Köse yazarımız Zeki Baştürk makalesinde;
Tam bir yıl geçti aradan. Gecenin bir yarısı . Gece karanlık. Gece sessiz. Gece soğuk. Geceyi yırtan bir sesle yıkıldı evler. Bir yıl önce tam da bugün yerle bir oldu onbir kent. Binlerce insan, yıkılan enkazın altında kaldı. Kimi enkazın altında hemen yaşamını yitirdi. Kimi canını kurtarmak için sesini duyurmaya çalıştı.
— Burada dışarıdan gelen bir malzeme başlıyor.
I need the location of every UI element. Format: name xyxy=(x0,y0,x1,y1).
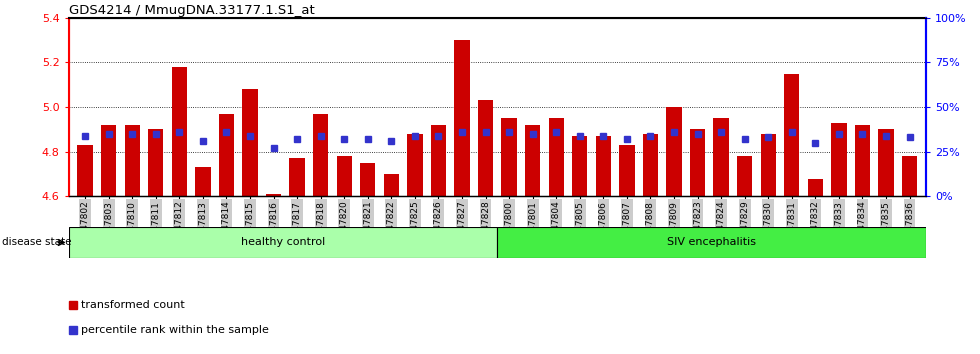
Bar xyxy=(69,227,498,258)
Bar xyxy=(266,194,281,196)
Bar xyxy=(289,159,305,196)
Text: SIV encephalitis: SIV encephalitis xyxy=(667,238,757,247)
Bar xyxy=(384,174,399,196)
Bar xyxy=(831,123,847,196)
Bar xyxy=(336,156,352,196)
Text: GDS4214 / MmugDNA.33177.1.S1_at: GDS4214 / MmugDNA.33177.1.S1_at xyxy=(69,4,315,17)
Text: disease state: disease state xyxy=(2,238,72,247)
Bar xyxy=(101,125,117,196)
Bar xyxy=(408,134,422,196)
Bar xyxy=(478,101,493,196)
Bar xyxy=(455,40,469,196)
Text: healthy control: healthy control xyxy=(241,238,325,247)
Bar xyxy=(596,136,611,196)
Bar xyxy=(784,74,800,196)
Bar xyxy=(737,156,753,196)
Bar xyxy=(502,118,516,196)
Bar xyxy=(855,125,870,196)
Bar xyxy=(760,134,776,196)
Bar xyxy=(172,67,187,196)
Bar xyxy=(808,179,823,196)
Bar xyxy=(360,163,375,196)
Bar xyxy=(242,89,258,196)
Bar xyxy=(666,107,682,196)
Bar xyxy=(148,130,164,196)
Bar xyxy=(219,114,234,196)
Bar xyxy=(525,125,540,196)
Bar xyxy=(572,136,587,196)
Text: transformed count: transformed count xyxy=(81,300,184,310)
Bar xyxy=(77,145,93,196)
Bar xyxy=(690,130,706,196)
Bar xyxy=(902,156,917,196)
Text: percentile rank within the sample: percentile rank within the sample xyxy=(81,325,269,335)
Bar xyxy=(619,145,635,196)
Bar xyxy=(124,125,140,196)
Bar xyxy=(431,125,446,196)
Bar xyxy=(713,118,729,196)
Bar xyxy=(878,130,894,196)
Bar xyxy=(195,167,211,196)
Bar xyxy=(498,227,926,258)
Bar xyxy=(643,134,659,196)
Bar xyxy=(549,118,564,196)
Bar xyxy=(313,114,328,196)
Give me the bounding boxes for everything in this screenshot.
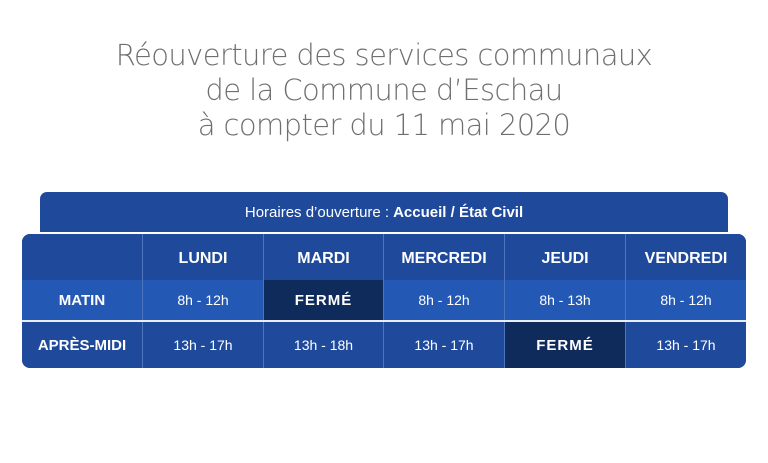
day-header-tuesday: MARDI — [263, 234, 383, 280]
day-header-monday: LUNDI — [142, 234, 263, 280]
afternoon-thursday-closed: FERMÉ — [504, 322, 625, 368]
row-label-morning: MATIN — [22, 280, 142, 320]
morning-thursday: 8h - 13h — [504, 280, 625, 320]
day-header-friday: VENDREDI — [625, 234, 746, 280]
schedule-header: Horaires d’ouverture : Accueil / État Ci… — [40, 192, 728, 232]
corner-cell — [22, 234, 142, 280]
row-divider — [22, 320, 746, 322]
title-line-3: à compter du 11 mai 2020 — [197, 108, 571, 142]
schedule-grid: LUNDI MARDI MERCREDI JEUDI VENDREDI MATI… — [22, 234, 746, 368]
title-line-1: Réouverture des services communaux — [115, 38, 653, 72]
morning-wednesday: 8h - 12h — [383, 280, 504, 320]
announcement-title: Réouverture des services communaux de la… — [0, 38, 768, 143]
morning-tuesday-closed: FERMÉ — [263, 280, 383, 320]
schedule-header-prefix: Horaires d’ouverture : — [244, 203, 390, 221]
afternoon-monday: 13h - 17h — [142, 322, 263, 368]
day-header-wednesday: MERCREDI — [383, 234, 504, 280]
morning-friday: 8h - 12h — [625, 280, 746, 320]
schedule-header-service: Accueil / État Civil — [393, 203, 524, 221]
afternoon-friday: 13h - 17h — [625, 322, 746, 368]
afternoon-tuesday: 13h - 18h — [263, 322, 383, 368]
title-line-2: de la Commune d’Eschau — [205, 73, 563, 107]
schedule-table: LUNDI MARDI MERCREDI JEUDI VENDREDI MATI… — [22, 234, 746, 368]
day-header-thursday: JEUDI — [504, 234, 625, 280]
afternoon-wednesday: 13h - 17h — [383, 322, 504, 368]
morning-monday: 8h - 12h — [142, 280, 263, 320]
row-label-afternoon: APRÈS-MIDI — [22, 322, 142, 368]
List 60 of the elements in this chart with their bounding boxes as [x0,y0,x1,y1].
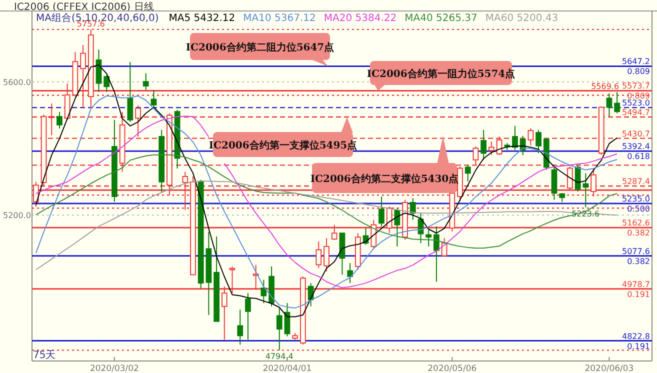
candlestick [150,89,157,109]
annotation: IC2006合约第二阻力位5647点 [186,42,334,54]
ref-line-label: 5523.0 [622,98,650,108]
annotation: IC2006合约第一阻力位5574点 [366,68,516,80]
ref-line-label: 5392.4 0.618 [622,142,650,162]
annotation: 5569.6 [591,82,620,92]
ref-line-label: 4978.7 0.191 [622,280,650,299]
candlestick [378,196,384,227]
candlestick [536,129,542,154]
candlestick [394,208,400,247]
candlestick [316,240,322,269]
candlestick [614,92,620,114]
text: MA40 5265.37 [404,13,478,24]
ref-line-label: 4822.8 0.191 [622,332,650,351]
candlestick [347,262,353,284]
candlestick [237,309,244,346]
x-tick-label: 2020/05/06 [428,364,477,373]
candlestick [488,141,494,156]
ref-line-label: 5573.7 0.809 [622,82,650,101]
y-tick-label: 5600.0 [3,78,31,87]
candlestick [260,279,267,304]
candlestick [104,74,110,92]
ref-line-label: 5647.2 0.809 [622,57,650,76]
candlestick [551,164,558,200]
annotation: IC2006合约第一支撑位5495点 [208,140,358,152]
x-tick-label: 2020/06/03 [584,364,634,373]
ref-line-label: 5430.7 [622,129,650,138]
x-tick-label: 2020/04/01 [262,364,312,373]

Günlerce kimse duymadı bu çığlıkları. ” Sesimi duyan var mı? sorusuna yanıt gelmedi yetkililerden. Göçük altında kurtarılmayı beklediler umarsızca. Seslerini duyurmaya çalıştılar var güçleriyle. Umutlar boşa gitti. Kimileri soğuktan donarak öldü, kimileri tonlarca ağırlığın altında ezilerek yitirdi yaşamını.
Ayakta ve hayatta kalanlar, sevinemediler yaşadıklarına. Başlarını sokacak yerleri yoktu. Gecenin ayazı iliklerine dek işliyordu. Ne üstlerine giyecek bir giysi ne ayaklarına giyecek bir ayakkabı. Elektrikler kesik, telefonlar çalışmaz, yollar işlemezdi. Ulaşamadılar yetkililere, ulaştıramadılar sorunlarını. Aç, susuz , umarsız beklediler yakınlarının çıkarılmasını enkaz altından.
Günlerce çadır verilemedi bu insanlara. Bir sıcak çorba geçmedi boğazlarından. Bir çorap bulamadılar ayaklarına giyecek. Aç ve açıkta, ayazda kaldılar günlerce. Yetkililer, duymadı çığlıkları, feryatları.
Türk halkı kara gün dostudur. El ele verip koştular deprem bölgesine. Ellerinde ne varsa taşıdılar bu insanlara. “Dost, böyle günde belli olur” dediler, yardıma koştular. Hiç olmazsa acılarını paylaştılar depremzedelerin. Çağdaş yöneticiler, ” önce insan” ilkesiyle çalışan yerel belediyeler el uzattı acılı insanlara. Sivil Toplum Kuruluşları’, yerel belediyeler, spor kulüpleri koştular. Futbolcular duyurmaya çalıştı bu acılı insanların sesini.
Duymadı bu çığlıkları yetkililer. Duyarsız kaldılar. En çok da bu duyarsızlık ve ilgisizlik kanattı yaralarını. Bu umarsızlık derinleştirdi acılarını. Bir gömlek, bir çadır er geç bulunur elbet. Bizim insanımız dayanıklıdır acılara. Bizim insanımız, açlığa, yokluğa, yoksulluğa, en zor koşullara kutlanmasını bilir. Bilir de dayanamaz kendilerini yönetenlerin ilgisizliğine ve duyarsızlığına.
Çünkü, devlet ” ana”dır, çünkü devlet, ” baba”dır halkın gözünde. Analık, babalık böyle günlerde belli olur. Baba yardıma koşar, ana tüm sevecenliği ile sarıp sarmalar yavrusunu. Depremzedeler göremedi ne anayı ne de babayı bu zor gününde. Korumayı bırakın yardım çadırlarını bile satmaya kalkıştılar.
“Bir insan, acı duyuyorsa canlıdır. Başkasının acısını duyabiliyorsa insandır.” Bugün hepimiz, Maraş’ın, Hatay’ın, Adıyaman ‘in acısını duyabiliyoruz. Henüz çözüme kavuşan hiç bir sorun yok. Kalkmayan enkazlar, bulunmayan kayıplar, sarılmayan yaralar var. Bu da hem bizi hem oralarda yaşayanları üzüyor.
Çünkü bizler insanız. İnsanca duygularımız yaşıyor her şeye karşın. İnsan olmak özge şeydir.